PURPOSE: The current study investigated the effect of caffeine on the breathing pattern during a high-intensity whole-body exercise. METHODS: Using a randomized, crossover, counterbalanced, and double-blind design, twelve healthy men ingested either 5 mg.kg-1 of caffeine or cellulose (placebo) one hour before performing a high-intensity whole-body exercise (i.e., work rate corresponding to 80% of the difference between the gas exchange threshold and maximal oxygen uptake) until the limit of tolerance. Ventilatory and metabolic responses were recorded throughout the trial and at task failure. RESULTS: Caffeine ingestion increased time to task failure in relation to the placebo (368.1 ± 49.6 s vs. 328.5 ± 56.6 s, p = 0.005). Caffeine also increased tidal volume and inspiratory time throughout the exercise (p < 0.05). Compared to task failure with placebo, task failure with caffeine intake was marked by higher (p < 0.05) minute ventilation (134.8 ± 16.4 vs. 147.6 ± 18.2 L.min-1), the ventilatory equivalent of oxygen consumption (37.8 ± 4.2 vs. 41.7 ± 5.5 units), and respiratory exchange ratio (1.12 ± 0.10 vs. 1.19 ± 0.11 units). CONCLUSION: In conclusion, ingestion of caffeine alters the breathing pattern by increasing tidal volume and lengthening the inspiratory phase of the respiratory cycle. These findings suggest that caffeine affects the ventilatory system, which may account, in part, for its ergogenic effects during high-intensity whole-body exercises.

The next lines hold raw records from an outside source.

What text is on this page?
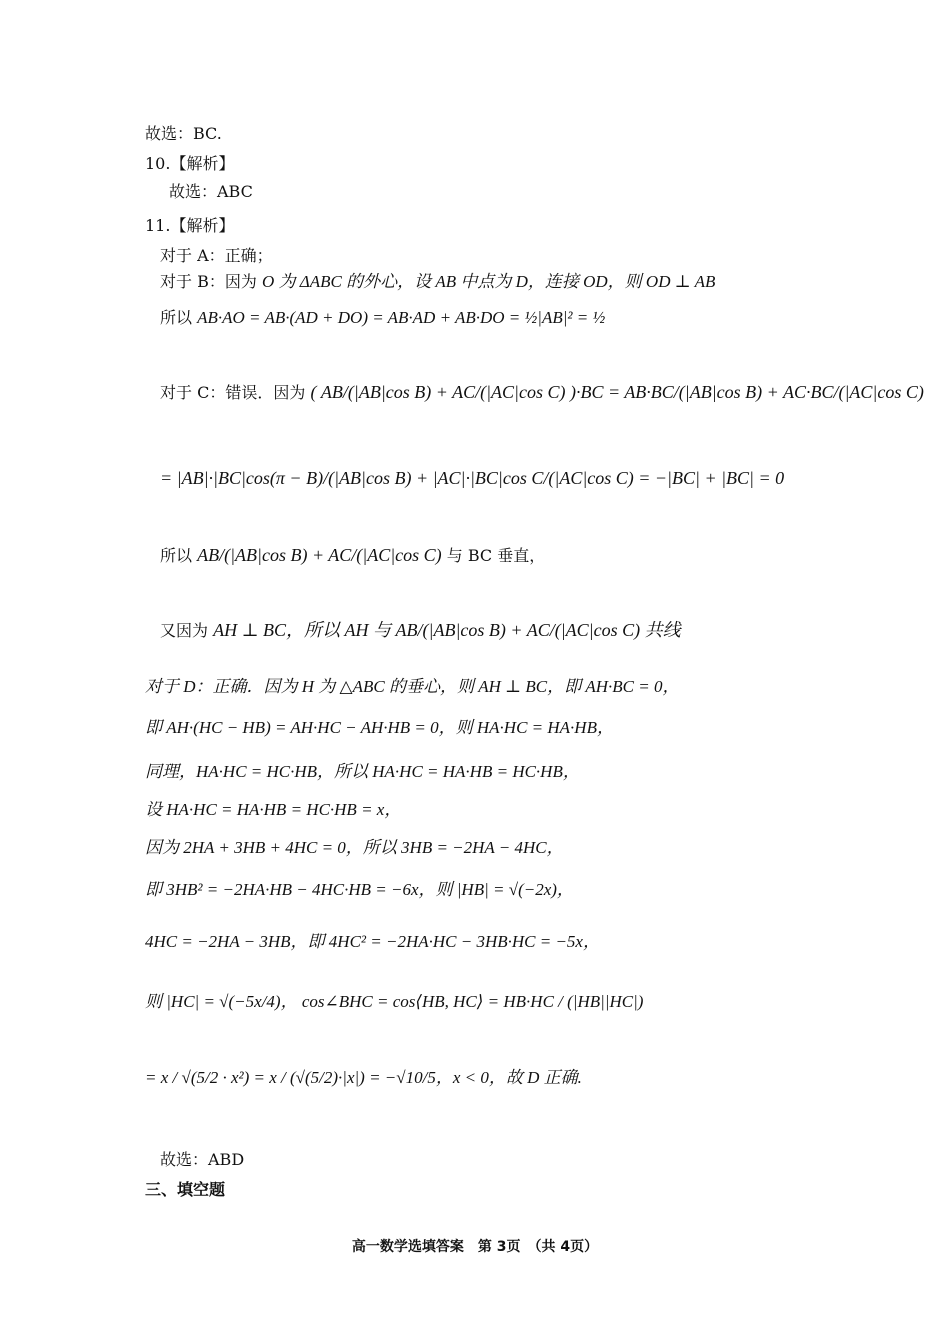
故选：BC.
10.【解析】
故选：ABC
11.【解析】
对于 A：正确；
对于 B：因为 O 为 ΔABC 的外心，设 AB 中点为 D，连接 OD，则 OD ⊥ AB
所以 AB·AO = AB·(AD + DO) = AB·AD + AB·DO = ½|AB|² = ½
对于 C：错误．因为 ( AB/(|AB|cos B) + AC/(|AC|cos C) )·BC = AB·BC/(|AB|cos B) + AC·BC/(|AC|cos C)
= |AB|·|BC|cos(π − B)/(|AB|cos B) + |AC|·|BC|cos C/(|AC|cos C) = −|BC| + |BC| = 0
所以 AB/(|AB|cos B) + AC/(|AC|cos C) 与 BC 垂直，
又因为 AH ⊥ BC，所以 AH 与 AB/(|AB|cos B) + AC/(|AC|cos C) 共线
对于 D：正确．因为 H 为 △ABC 的垂心，则 AH ⊥ BC，即 AH·BC = 0，
即 AH·(HC − HB) = AH·HC − AH·HB = 0，则 HA·HC = HA·HB，
同理，HA·HC = HC·HB，所以 HA·HC = HA·HB = HC·HB，
设 HA·HC = HA·HB = HC·HB = x，
因为 2HA + 3HB + 4HC = 0，所以 3HB = −2HA − 4HC，
即 3HB² = −2HA·HB − 4HC·HB = −6x，则 |HB| = √(−2x)，
4HC = −2HA − 3HB，即 4HC² = −2HA·HC − 3HB·HC = −5x，
则 |HC| = √(−5x/4)， cos∠BHC = cos⟨HB, HC⟩ = HB·HC / (|HB||HC|)
= x / √(5/2 · x²) = x / (√(5/2)·|x|) = −√10/5，x < 0，故 D 正确.
故选：ABD
三、填空题
高一数学选填答案　第 3页　（共 4页）
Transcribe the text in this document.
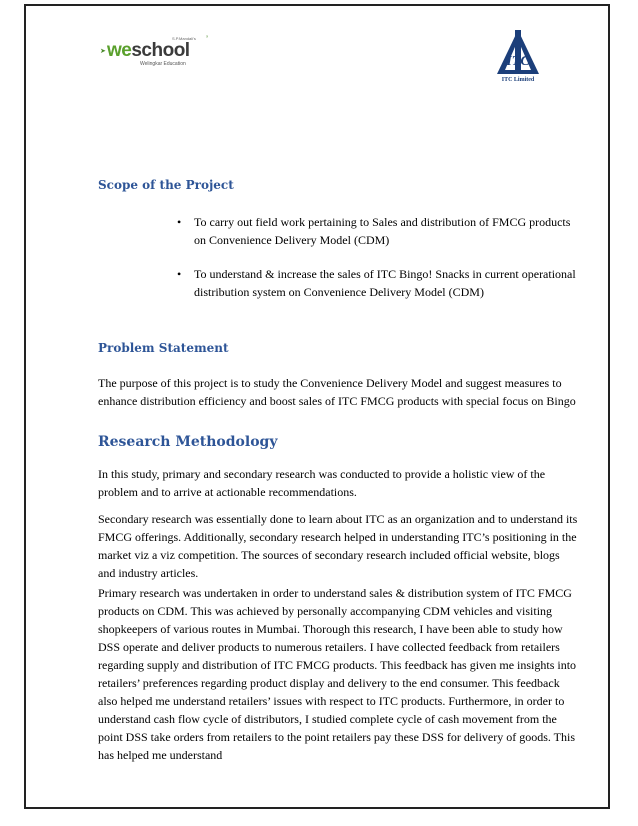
➤ weschool
S.P.Mandali's
Welingkar Education
’
ITC
ITC Limited
Scope of the Project
• To carry out field work pertaining to Sales and distribution of FMCG products on Convenience Delivery Model (CDM)
• To understand & increase the sales of ITC Bingo! Snacks in current operational distribution system on Convenience Delivery Model (CDM)
Problem Statement

The purpose of this project is to study the Convenience Delivery Model and suggest measures to enhance distribution efficiency and boost sales of ITC FMCG products with special focus on Bingo

Research Methodology

In this study, primary and secondary research was conducted to provide a holistic view of the problem and to arrive at actionable recommendations.

Secondary research was essentially done to learn about ITC as an organization and to understand its FMCG offerings. Additionally, secondary research helped in understanding ITC’s positioning in the market viz a viz competition. The sources of secondary research included official website, blogs and industry articles.

Primary research was undertaken in order to understand sales & distribution system of ITC FMCG products on CDM. This was achieved by personally accompanying CDM vehicles and visiting shopkeepers of various routes in Mumbai. Thorough this research, I have been able to study how DSS operate and deliver products to numerous retailers. I have collected feedback from retailers regarding supply and distribution of ITC FMCG products. This feedback has given me insights into retailers’ preferences regarding product display and delivery to the end consumer. This feedback also helped me understand retailers’ issues with respect to ITC products. Furthermore, in order to understand cash flow cycle of distributors, I studied complete cycle of cash movement from the point DSS take orders from retailers to the point retailers pay these DSS for delivery of goods. This has helped me understand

Caffeine Increases Endurance Performance via Changes in Neural and Muscular Determinants of Performance Fatigability.

PURPOSE: In the present study, we tested the hypothesis that caffeine would increase endurance performance via attenuation of neural and muscular determinants of performance fatigability during high-intensity, whole-body exercise. METHODS: Ten healthy males cycled until exhaustion (89% ± 2% of V̇O2max) after the ingestion of caffeine or placebo. During another four visits, the same exercise was performed after either caffeine or placebo ingestion but with exercise discontinued after completing either 50% or 75% of the duration of placebo trial. An additional trial with caffeine ingestion was also performed with interruption at the placebo time to exhaustion (isotime). Performance fatigability was measured via changes in maximal voluntary contraction, whereas neural and muscular determinants of performance fatigability were quantified via preexercise to postexercise decrease in quadriceps voluntary activation (VA) and potentiated twitch force, respectively. RESULTS: Compared with the placebo, caffeine increased time to exhaustion (+14.4 ± 1.6%, P = 0.017, 314.4 ± 47.9 vs 354.9 ± 40.8 s). Caffeine did not change the rate of decline in maximal voluntary contraction (P = 0.209), but caffeine reduced the twitch force decline at isotime when stimulating at single twitch (-58.6 ± 22.4 vs -45.7 ± 21.9%, P = 0.014) and paired 10 Hz electrical stimuli (-37.3 ± 13.2 vs -28.2 ± 12.9%, P = 0.025), and reduced the amplitude of electromyography signal during cycling at isotime (P = 0.034). The decline in VA throughout the trial was lower (P = 0.004) with caffeine (-0.5 ± 4.2%) than with placebo (-5.8 ± 8.5%). Caffeine also maintained peripheral oxygen saturation at higher levels (95.0 ± 1.9%) than placebo (92.0 ± 6.2%, P = 0.016). CONCLUSIONS: Caffeine ingestion improves performance during high-intensity, whole-body exercise via attenuation of exercise-induced reduction in VA and contractile function.